Pour élargir la base d’élevage et donc pour la survie de la race, Monsieur Lunter comprit qu’il fallait intéresser d’autres cercles de gens en Europe.

C’est à cette époque, au début des années 30, que les frères Walterspiel, avec leur élevage « v.Schartenberg », entrèrent enjeu. Cette famille a porté, pendant environ 40 ans, l’élevage de cette noble race au niveau actuel.

Pendant les années 50, le Landseer est enfin reconnu en tant que race par la cynologie officielle.

Sous la plume d’Emil Burkhard (membre fondateur, président, puis président d’honneur du Club suisse du terre-neuve), le club suisse et le club allemand ont déposé conjointement une demande auprès de la FCI pour reconnaître enfin le standard de la race landseer.
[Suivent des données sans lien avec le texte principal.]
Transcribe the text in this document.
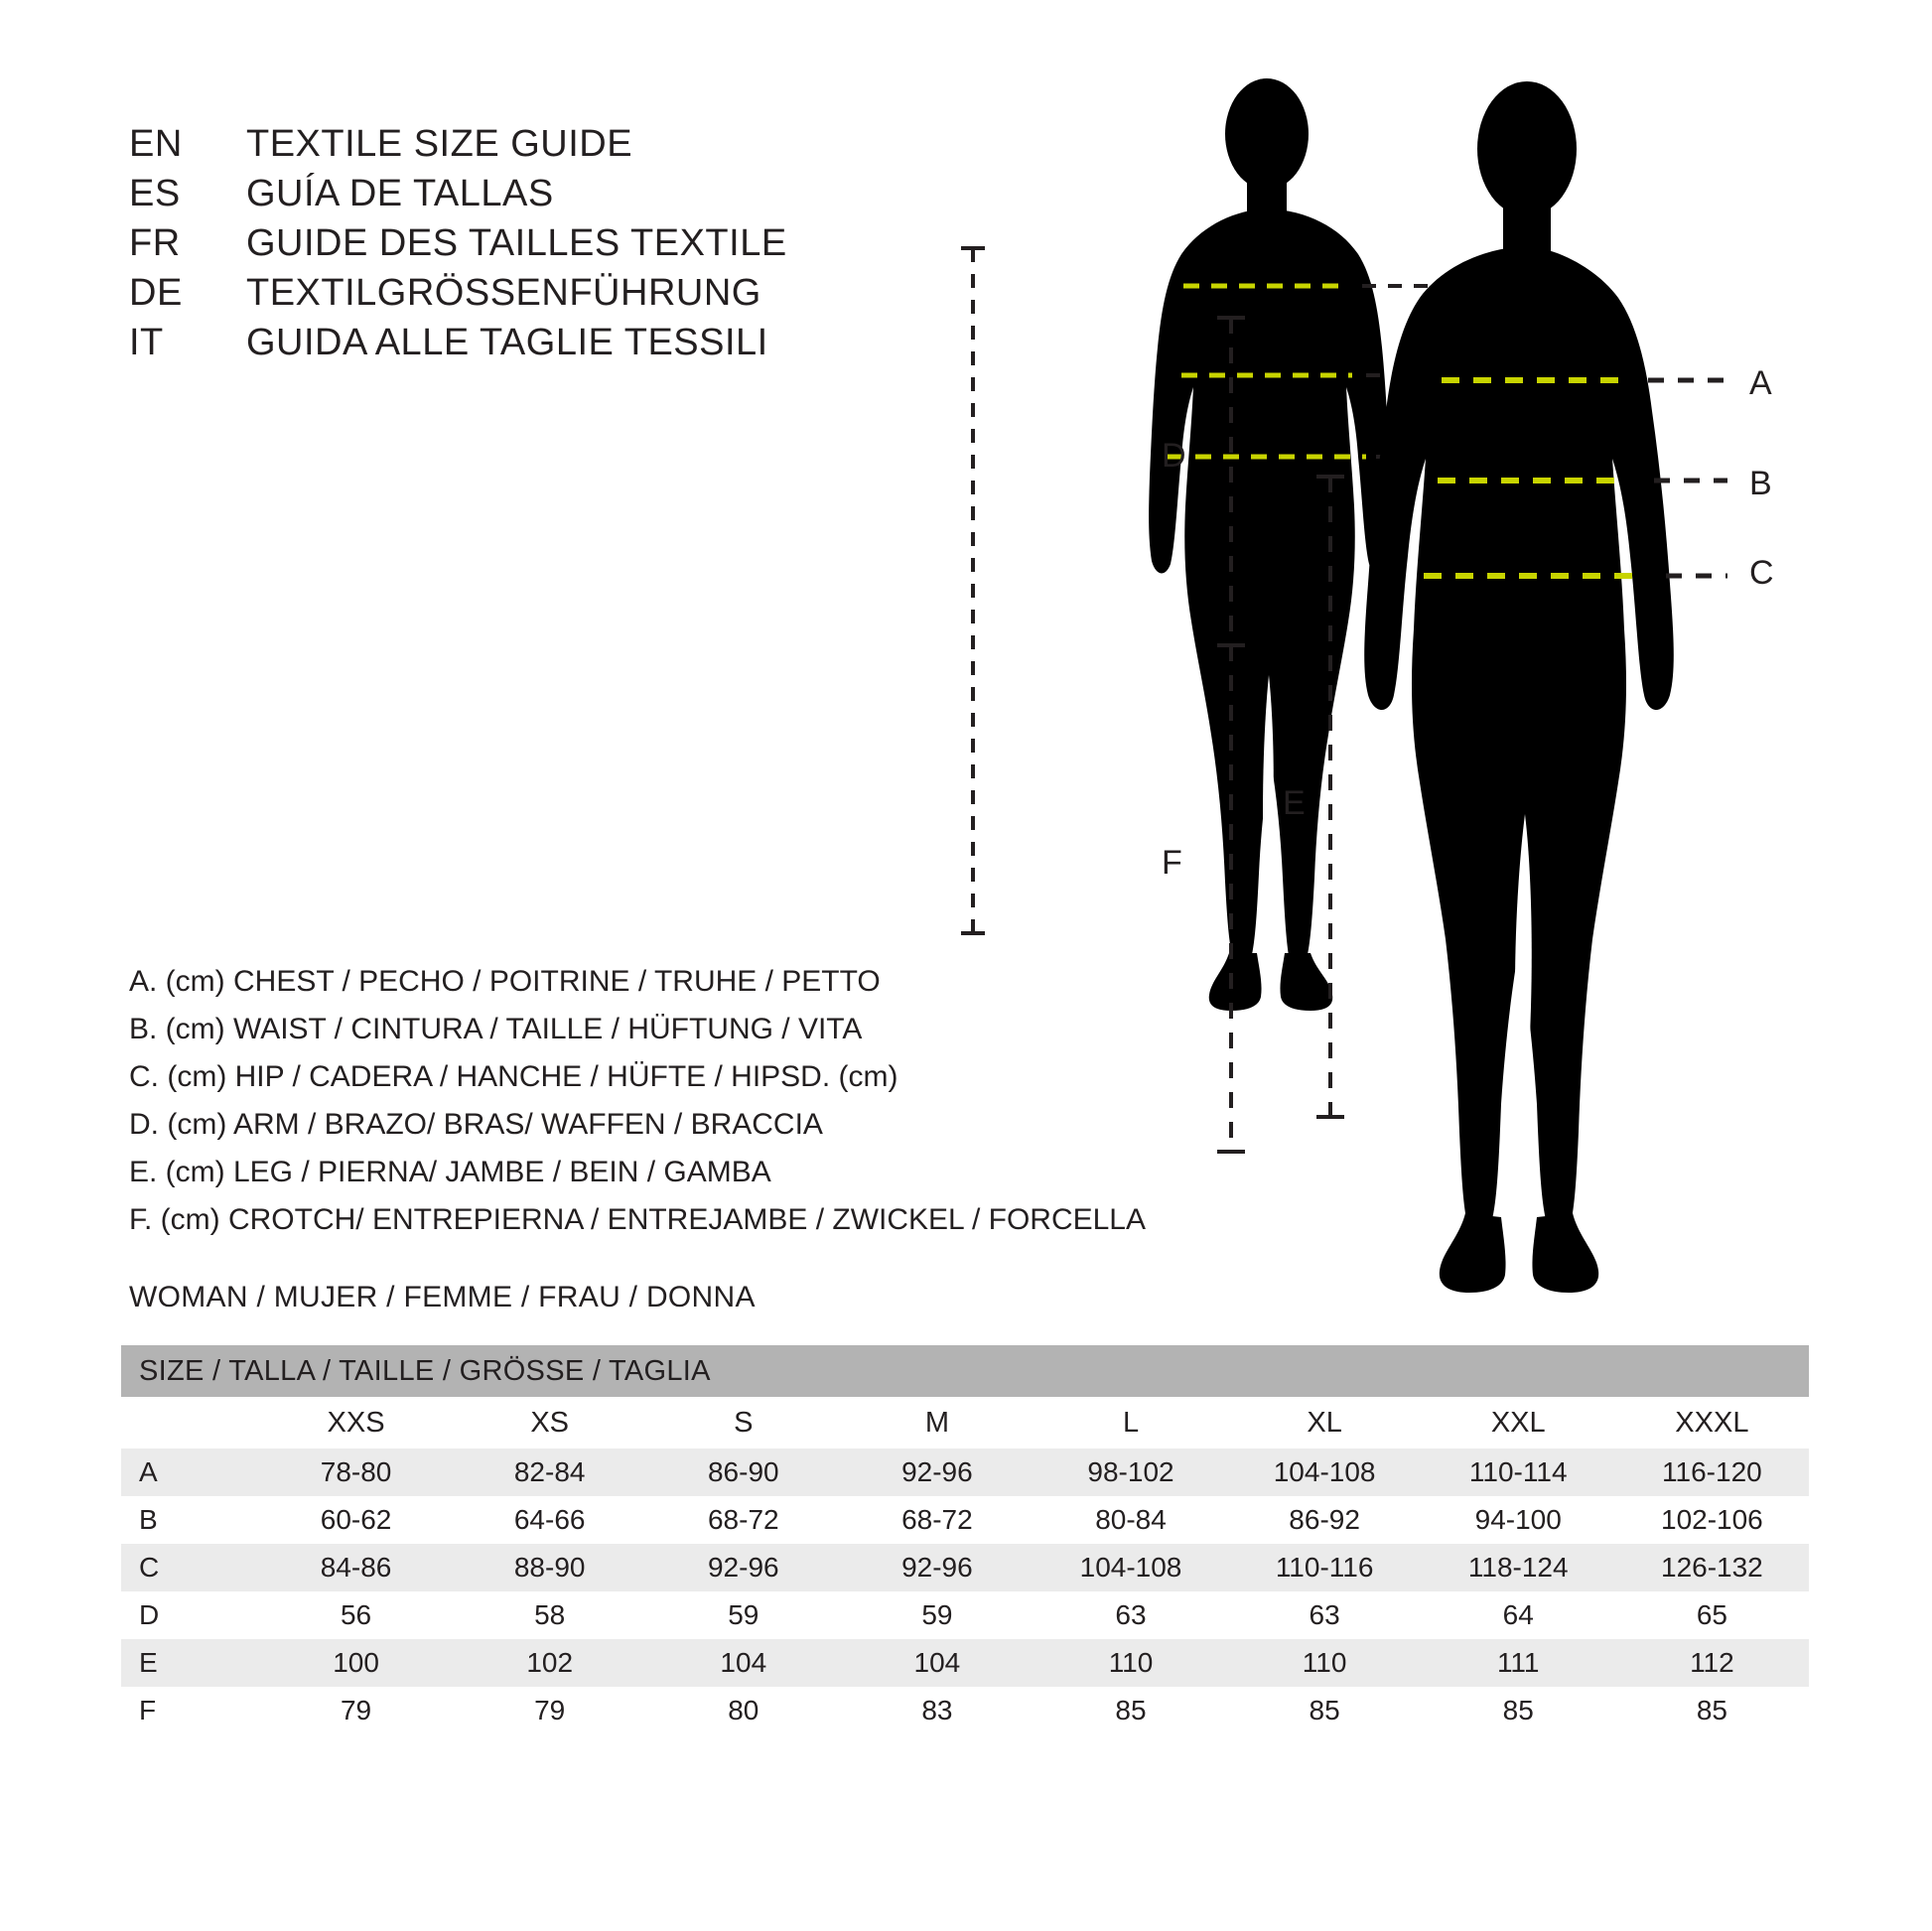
EN	TEXTILE SIZE GUIDE
ES	GUÍA DE TALLAS
FR	GUIDE DES TAILLES TEXTILE
DE	TEXTILGRÖSSENFÜHRUNG
IT	GUIDA ALLE TAGLIE TESSILI
A. (cm) CHEST / PECHO / POITRINE / TRUHE / PETTO
B. (cm) WAIST / CINTURA / TAILLE / HÜFTUNG / VITA
C. (cm) HIP / CADERA / HANCHE / HÜFTE / HIPSD. (cm)
D. (cm) ARM / BRAZO/ BRAS/ WAFFEN / BRACCIA
E. (cm) LEG / PIERNA/ JAMBE / BEIN / GAMBA
F. (cm) CROTCH/ ENTREPIERNA / ENTREJAMBE / ZWICKEL / FORCELLA
WOMAN / MUJER / FEMME / FRAU / DONNA
SIZE / TALLA / TAILLE / GRÖSSE / TAGLIA								
	XXS	XS	S	M	L	XL	XXL	XXXL
A	78-80	82-84	86-90	92-96	98-102	104-108	110-114	116-120
B	60-62	64-66	68-72	68-72	80-84	86-92	94-100	102-106
C	84-86	88-90	92-96	92-96	104-108	110-116	118-124	126-132
D	56	58	59	59	63	63	64	65
E	100	102	104	104	110	110	111	112
F	79	79	80	83	85	85	85	85
D
F
E
A
B
C
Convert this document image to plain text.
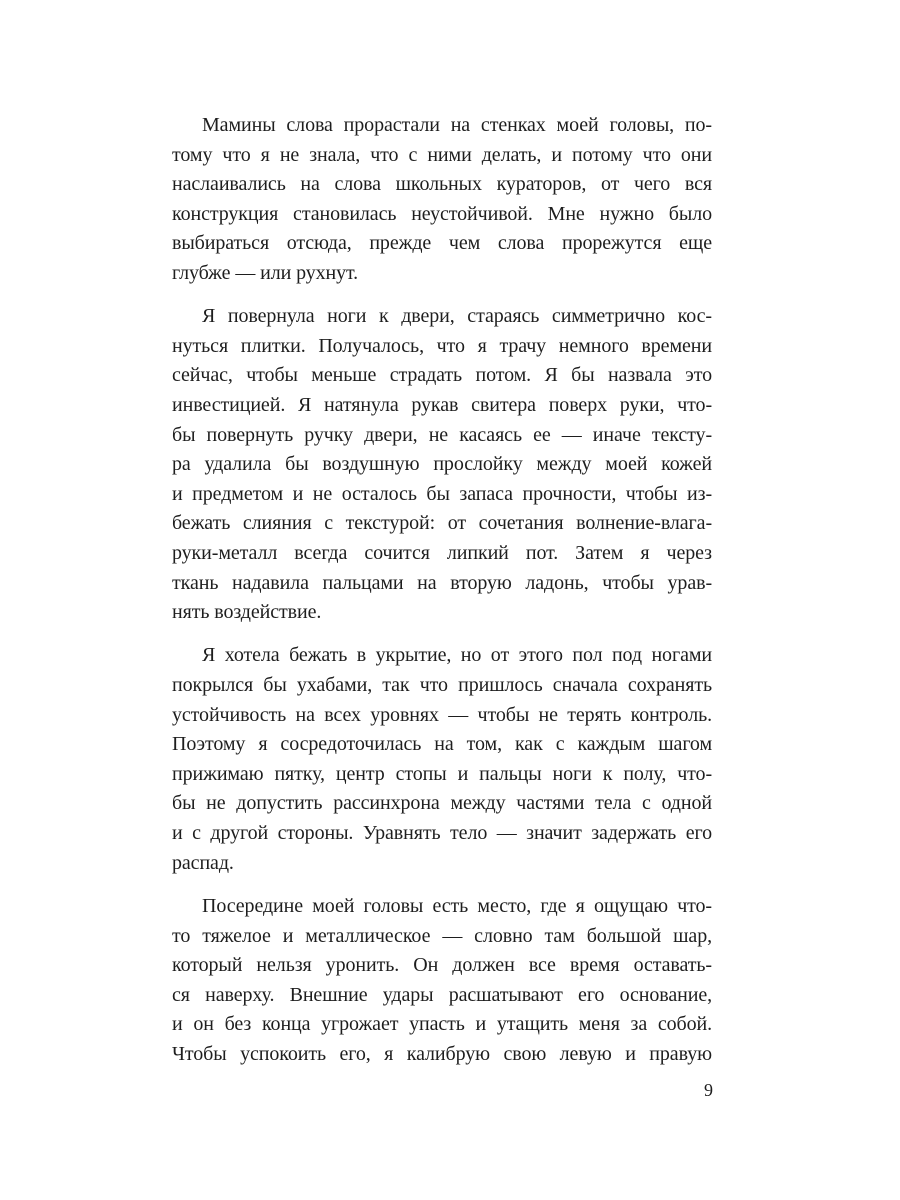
Мамины слова прорастали на стенках моей головы, по-
тому что я не знала, что с ними делать, и потому что они
наслаивались на слова школьных кураторов, от чего вся
конструкция становилась неустойчивой. Мне нужно было
выбираться отсюда, прежде чем слова прорежутся еще
глубже — или рухнут.

Я повернула ноги к двери, стараясь симметрично кос-
нуться плитки. Получалось, что я трачу немного времени
сейчас, чтобы меньше страдать потом. Я бы назвала это
инвестицией. Я натянула рукав свитера поверх руки, что-
бы повернуть ручку двери, не касаясь ее — иначе тексту-
ра удалила бы воздушную прослойку между моей кожей
и предметом и не осталось бы запаса прочности, чтобы из-
бежать слияния с текстурой: от сочетания волнение-влага-
руки-металл всегда сочится липкий пот. Затем я через
ткань надавила пальцами на вторую ладонь, чтобы урав-
нять воздействие.

Я хотела бежать в укрытие, но от этого пол под ногами
покрылся бы ухабами, так что пришлось сначала сохранять
устойчивость на всех уровнях — чтобы не терять контроль.
Поэтому я сосредоточилась на том, как с каждым шагом
прижимаю пятку, центр стопы и пальцы ноги к полу, что-
бы не допустить рассинхрона между частями тела с одной
и с другой стороны. Уравнять тело — значит задержать его
распад.

Посередине моей головы есть место, где я ощущаю что-
то тяжелое и металлическое — словно там большой шар,
который нельзя уронить. Он должен все время оставать-
ся наверху. Внешние удары расшатывают его основание,
и он без конца угрожает упасть и утащить меня за собой.
Чтобы успокоить его, я калибрую свою левую и правую

9
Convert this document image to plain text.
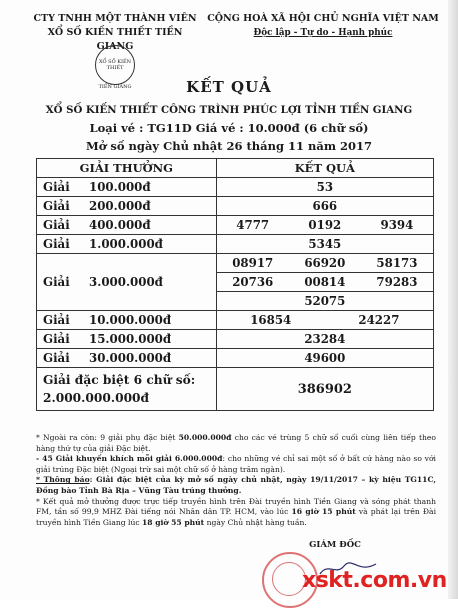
CTY TNHH MỘT THÀNH VIÊN
XỔ SỐ KIẾN THIẾT TIỀN GIANG
XỔ SỐ KIẾN THIẾT
TIỀN GIANG
CỘNG HOÀ XÃ HỘI CHỦ NGHĨA VIỆT NAM
Độc lập - Tự do - Hạnh phúc
KẾT QUẢ
XỔ SỐ KIẾN THIẾT CÔNG TRÌNH PHÚC LỢI TỈNH TIỀN GIANG
Loại vé : TG11D Giá vé : 10.000đ (6 chữ số)
Mở số ngày Chủ nhật 26 tháng 11 năm 2017
GIẢI THƯỞNG	KẾT QUẢ
Giải 100.000đ	53
Giải 200.000đ	666
Giải 400.000đ	4777 0192 9394

Giải 1.000.000đ	5345
Giải 3.000.000đ	08917 66920 58173

	20736 00814 79283

	52075
Giải 10.000.000đ	16854 24227

Giải 15.000.000đ	23284
Giải 30.000.000đ	49600

Giải đặc biệt 6 chữ số:
2.000.000.000đ	386902

* Ngoài ra còn: 9 giải phụ đặc biệt 50.000.000đ cho các vé trùng 5 chữ số cuối cùng liên tiếp theo hàng thứ tự của giải Đặc biệt.

- 45 Giải khuyến khích mỗi giải 6.000.000đ: cho những vé chỉ sai một số ở bất cứ hàng nào so với giải trúng Đặc biệt (Ngoại trừ sai một chữ số ở hàng trăm ngàn).

* Thông báo: Giải đặc biệt của kỳ mở số ngày chủ nhật, ngày 19/11/2017 – kỳ hiệu TG11C, Đồng bào Tỉnh Bà Rịa – Vũng Tàu trúng thưởng.

* Kết quả mở thưởng được trực tiếp truyền hình trên Đài truyền hình Tiền Giang và sóng phát thanh FM, tần số 99,9 MHZ Đài tiếng nói Nhân dân TP. HCM, vào lúc 16 giờ 15 phút và phát lại trên Đài truyền hình Tiền Giang lúc 18 giờ 55 phút ngày Chủ nhật hàng tuần.

GIÁM ĐỐC
xskt.com.vn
Emil Burkhard affirma fermement: « le Landseer présente des particularités anatomiques et il ne possède pas forcément les mêmes spécificités physiques et psychologiques que le Terre-neuve ». En 1960, la FCI donne suite aux demandes des deux clubs, et le standard du landseer est inscrit sous le numéro 226.

Dans un passé plus récent, la création, en 1976, du Club allemand du landseer, eut pour conséquence la mise sur pied d’un programme d’élevage fondé sur les connaissances de la génétique. C’est ainsi que cette noble race ancienne prend son mort sur une base solide et donne une nouvelle jeunesse au vieux Newfoundland dog.